A l'intérieur placez, en les inclinant de petits clous de fer de poids égal fixés à la périphérie de la roue, espacés de la largeur d'un haricot ou d'un pois. La roue elle-même doit être d'un poids uniforme. Fixez ensuite très solidement le milieu de l’axe autour duquel la roue tourne de façon à ce qu’il ne bouge absolument pas. Ajoutez ici une barre d’argent et à son extrémité fixez une pierre d’aimant placée entre les deux boîtiers (coques) et préparée de la façon suivante : une fois arrondie et les pôles marqués comme indiqué précédemment, donnez lui la forme d’un œuf ; en laissant les pôles intacts, polissez les parties intermédiaires de façon à ce que, ainsi aplaties et occupant moins d’espace, la pierre ne puisse pas toucher les côtés du boîtier lorsque la roue tourne.

Ainsi préparée, sertissez la comme une pierre précieuse sur un anneau. Le pôle Nord doit alors être tourné vers les dents ou les pignons de la roue en quelque sorte inclinés de façon que la vertu de la pierre ne puisse pas circuler selon un diamètre dans la dent mais suivant un certain angle.

Quand une des dents approche du pôle Nord, devant à l’élan de la roue de le dépasser, elle approche alors du pôle Sud vis à vis duquel elle est plutôt éloignée qu’attirée comme la loi énoncée dans un précédent chapitre le montre. En conséquence, une dent sera constamment attirée et repoussée.

Pour que la roue tourne plus rapidement, placez à l’intérieur une petite bille de cuivre ou d’argent d’une dimension qui lui permette d’être saisie entre deux dents.

Par conséquent, en raison du mouvement continu de la roue dans une direction, la chute de la masse se fera de façon continue dans l’autre.

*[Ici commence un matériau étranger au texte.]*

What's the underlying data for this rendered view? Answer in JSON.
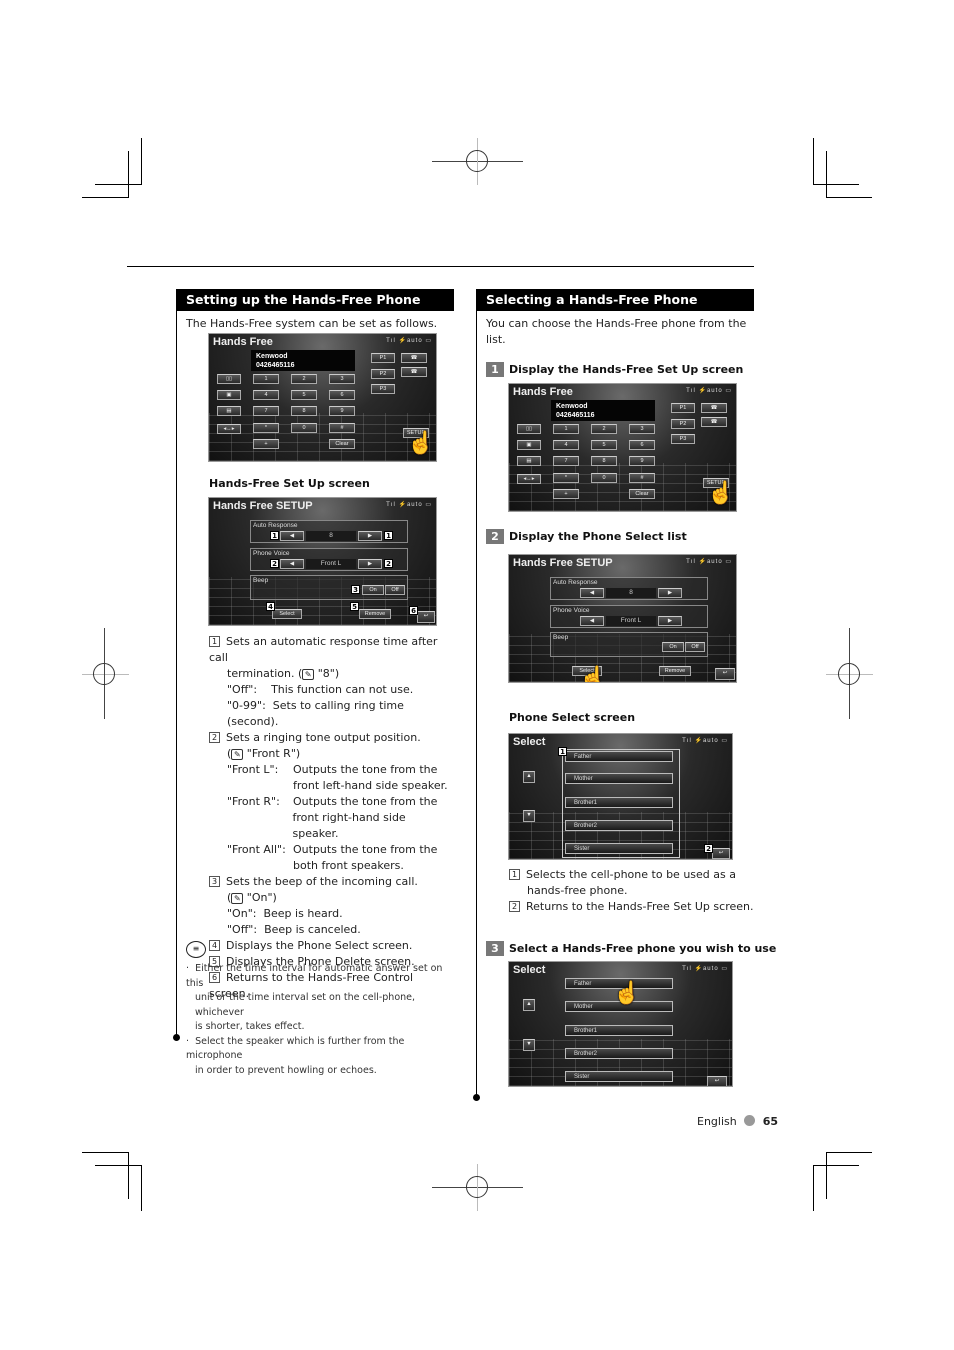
{
  "left": {
    "heading": "Setting up the Hands-Free Phone",
    "intro": "The Hands-Free system can be set as follows.",
    "setup_caption": "Hands-Free Set Up screen",
    "descriptions": [
      {
        "num": "1",
        "text": "Sets an automatic response time after call",
        "cont": "termination. (",
        "default": "\"8\")",
        "options": [
          {
            "key": "\"Off\":",
            "val": "This function can not use."
          },
          {
            "key": "\"0-99\":",
            "val": "Sets to calling ring time (second)."
          }
        ]
      },
      {
        "num": "2",
        "text": "Sets a ringing tone output position.",
        "default": "\"Front R\")",
        "options": [
          {
            "key": "\"Front L\":",
            "val1": "Outputs the tone from the",
            "val2": "front left-hand side speaker."
          },
          {
            "key": "\"Front R\":",
            "val1": "Outputs the tone from the",
            "val2": "front right-hand side speaker."
          },
          {
            "key": "\"Front All\":",
            "val1": "Outputs the tone from the",
            "val2": "both front speakers."
          }
        ]
      },
      {
        "num": "3",
        "text": "Sets the beep of the incoming call.",
        "default": "\"On\")",
        "options": [
          {
            "key": "\"On\":",
            "val": "Beep is heard."
          },
          {
            "key": "\"Off\":",
            "val": "Beep is canceled."
          }
        ]
      },
      {
        "num": "4",
        "text": "Displays the Phone Select screen."
      },
      {
        "num": "5",
        "text": "Displays the Phone Delete screen."
      },
      {
        "num": "6",
        "text": "Returns to the Hands-Free Control screen."
      }
    ],
    "notes": [
      [
        "Either the time interval for automatic answer set on this",
        "unit or the time interval set on the cell-phone, whichever",
        "is shorter, takes effect."
      ],
      [
        "Select the speaker which is further from the microphone",
        "in order to prevent howling or echoes."
      ]
    ]
  },
  "right": {
    "heading": "Selecting a Hands-Free Phone",
    "intro_l1": "You can choose the Hands-Free phone from the",
    "intro_l2": "list.",
    "steps": [
      {
        "num": "1",
        "label": "Display the Hands-Free Set Up screen"
      },
      {
        "num": "2",
        "label": "Display the Phone Select list"
      },
      {
        "num": "3",
        "label": "Select a Hands-Free phone you wish to use"
      }
    ],
    "phone_select_caption": "Phone Select screen",
    "descriptions": [
      {
        "num": "1",
        "l1": "Selects the cell-phone to be used as a",
        "l2": "hands-free phone."
      },
      {
        "num": "2",
        "l1": "Returns to the Hands-Free Set Up screen."
      }
    ]
  },
  "screens": {
    "hands_free": {
      "title": "Hands Free",
      "status": "Tıl  ⚡auto  ▭",
      "contact_name": "Kenwood",
      "contact_number": "0426465116",
      "keys": [
        "1",
        "2",
        "3",
        "4",
        "5",
        "6",
        "7",
        "8",
        "9",
        "*",
        "0",
        "#",
        "+",
        "Clear"
      ],
      "presets": [
        "P1",
        "P2",
        "P3"
      ],
      "setup_label": "SETUP"
    },
    "setup": {
      "title": "Hands Free SETUP",
      "status": "Tıl  ⚡auto  ▭",
      "auto_response_label": "Auto Response",
      "auto_response_value": "8",
      "phone_voice_label": "Phone Voice",
      "phone_voice_value": "Front L",
      "beep_label": "Beep",
      "beep_on": "On",
      "beep_off": "Off",
      "select_label": "Select",
      "remove_label": "Remove"
    },
    "select": {
      "title": "Select",
      "status": "Tıl  ⚡auto  ▭",
      "phones": [
        "Father",
        "Mother",
        "Brother1",
        "Brother2",
        "Sister"
      ]
    }
  },
  "footer": {
    "language": "English",
    "page": "65"
  }
}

Etant continuellement attrapée entre les dents de la roue qui ne cesse de tourner, son propre poids fait qu’elle cherche à aller en direction du centre de la terre, aidant en cela le mouvement des dents et les empêchant de venir en position de repos face à la pierre d’aimant. Veillez à ce que les espaces entre les dents soient suffisamment creux pour leur permettre de saisir la masse dans sa chute comme l’indique le schéma suivant."

 
 

Peregrinus selon Jean-Louis Naudin et Geoff Egel

Une copie du texte de Peregrinus a été placée le 23/06/97 sur le site Internet de J-L Naudin sous le titre : " The letter of Petrus Peregrinus ON THE MAGNET, AD.D. 1269 ", traduite par Frère Arnold, M.Sc. Principal de La Salle Institute, Troy avec une introduction de Frère Potamian, D.Sc, professeur de physique au Manhattan College, New York.

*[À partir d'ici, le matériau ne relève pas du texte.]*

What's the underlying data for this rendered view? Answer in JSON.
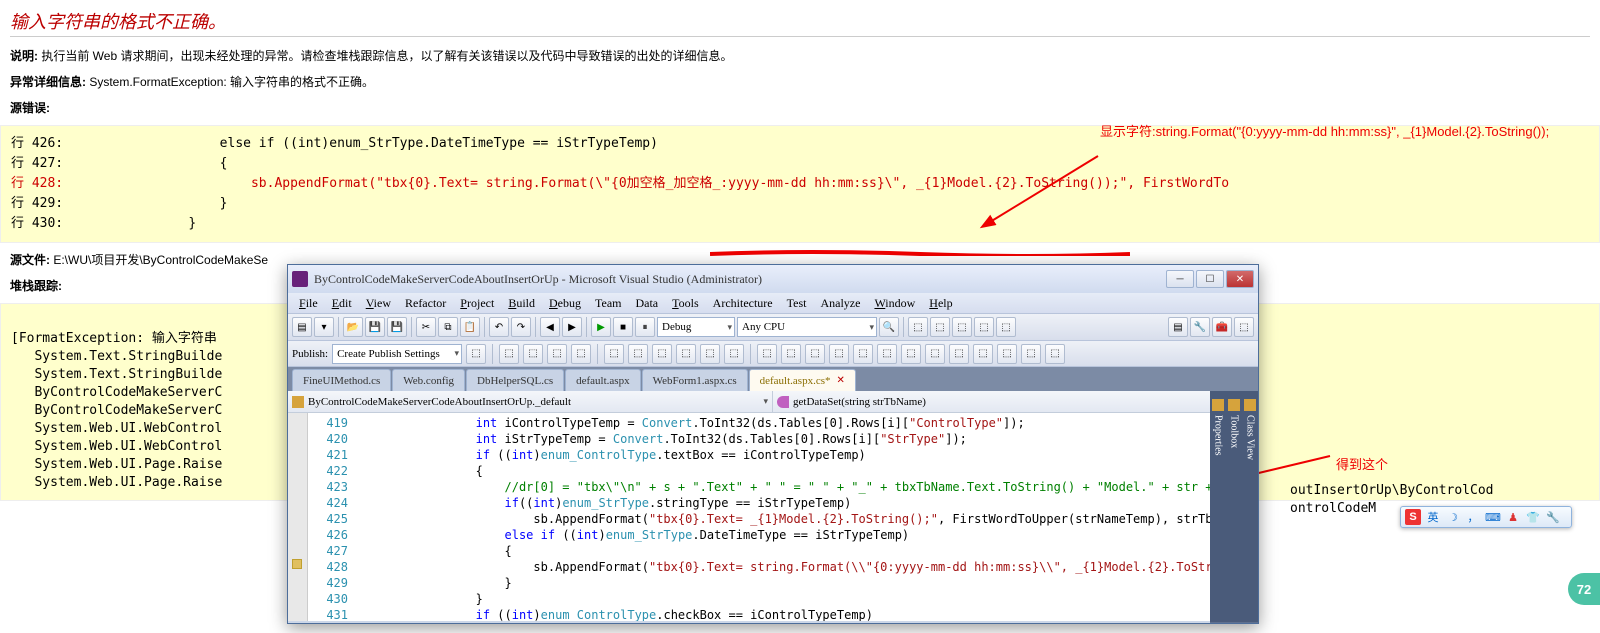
{
  "page": {
    "title": "输入字符串的格式不正确。",
    "desc_label": "说明:",
    "desc_text": " 执行当前 Web 请求期间，出现未经处理的异常。请检查堆栈跟踪信息，以了解有关该错误以及代码中导致错误的出处的详细信息。",
    "exc_label": "异常详细信息:",
    "exc_text": " System.FormatException: 输入字符串的格式不正确。",
    "src_err_label": "源错误:",
    "src_file_label": "源文件:",
    "src_file_text": " E:\\WU\\项目开发\\ByControlCodeMakeSe",
    "stack_label": "堆栈跟踪:"
  },
  "codeblock": {
    "lines": [
      {
        "num": "行 426:",
        "red": false,
        "code": "                    else if ((int)enum_StrType.DateTimeType == iStrTypeTemp)"
      },
      {
        "num": "行 427:",
        "red": false,
        "code": "                    {"
      },
      {
        "num": "行 428:",
        "red": true,
        "code": "                        sb.AppendFormat(\"tbx{0}.Text= string.Format(\\\"{0加空格_加空格_:yyyy-mm-dd hh:mm:ss}\\\", _{1}Model.{2}.ToString());\", FirstWordTo"
      },
      {
        "num": "行 429:",
        "red": false,
        "code": "                    }"
      },
      {
        "num": "行 430:",
        "red": false,
        "code": "                }"
      }
    ]
  },
  "stack": [
    "[FormatException: 输入字符串",
    "   System.Text.StringBuilde",
    "   System.Text.StringBuilde",
    "   ByControlCodeMakeServerC",
    "   ByControlCodeMakeServerC",
    "   System.Web.UI.WebControl",
    "   System.Web.UI.WebControl",
    "   System.Web.UI.Page.Raise",
    "   System.Web.UI.Page.Raise"
  ],
  "stack_right": [
    "outInsertOrUp\\ByControlCod",
    "ontrolCodeM"
  ],
  "anno": {
    "a1": "显示字符:string.Format(\"{0:yyyy-mm-dd hh:mm:ss}\", _{1}Model.{2}.ToString());",
    "a2": "得到这个"
  },
  "vs": {
    "title": "ByControlCodeMakeServerCodeAboutInsertOrUp - Microsoft Visual Studio (Administrator)",
    "menu": [
      "File",
      "Edit",
      "View",
      "Refactor",
      "Project",
      "Build",
      "Debug",
      "Team",
      "Data",
      "Tools",
      "Architecture",
      "Test",
      "Analyze",
      "Window",
      "Help"
    ],
    "menu_u": [
      "F",
      "E",
      "V",
      "",
      "P",
      "B",
      "D",
      "",
      "",
      "T",
      "",
      "",
      "",
      "W",
      "H"
    ],
    "config": "Debug",
    "platform": "Any CPU",
    "publish_label": "Publish:",
    "publish_combo": "Create Publish Settings",
    "tabs": [
      {
        "label": "FineUIMethod.cs",
        "active": false
      },
      {
        "label": "Web.config",
        "active": false
      },
      {
        "label": "DbHelperSQL.cs",
        "active": false
      },
      {
        "label": "default.aspx",
        "active": false
      },
      {
        "label": "WebForm1.aspx.cs",
        "active": false
      },
      {
        "label": "default.aspx.cs*",
        "active": true
      }
    ],
    "nav_type": "ByControlCodeMakeServerCodeAboutInsertOrUp._default",
    "nav_member": "getDataSet(string strTbName)",
    "side_tabs": [
      "Class View",
      "Toolbox",
      "Properties"
    ],
    "line_nums": [
      "419",
      "420",
      "421",
      "422",
      "423",
      "424",
      "425",
      "426",
      "427",
      "428",
      "429",
      "430",
      "431"
    ]
  },
  "badge": "72"
}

Autre référence : H.G. Booker, "Energy in Electromagnetism", Peter Peregrinus LTD, 1982, part of the IEE Electromagnetic Waves Series 13

 
 

Geoff Egel, dans son encyclopédie de L’Energie Libre dit, lui, que Peregrinus se servait de morceaux de pierre d’aimant et de pointes enfoncées dans des disques de bois plats pour donner le rapport d’engrenages sur les disques.

Ken Bozeman fait le récit de ce qu’il a vu en compagnie de ses deux frères, à la télévision à Bâton Rouge : un chercheur indépendant de Gonzalès, en Louisiane a un moteur basé sur le moteur magnétique de Péregrinus et qui semble fonctionner. Le moteur possède des aimants en fer à cheval en rotation qui semblent remplir la même fonction que les deux petites roues de l’appareil de Peregrinus.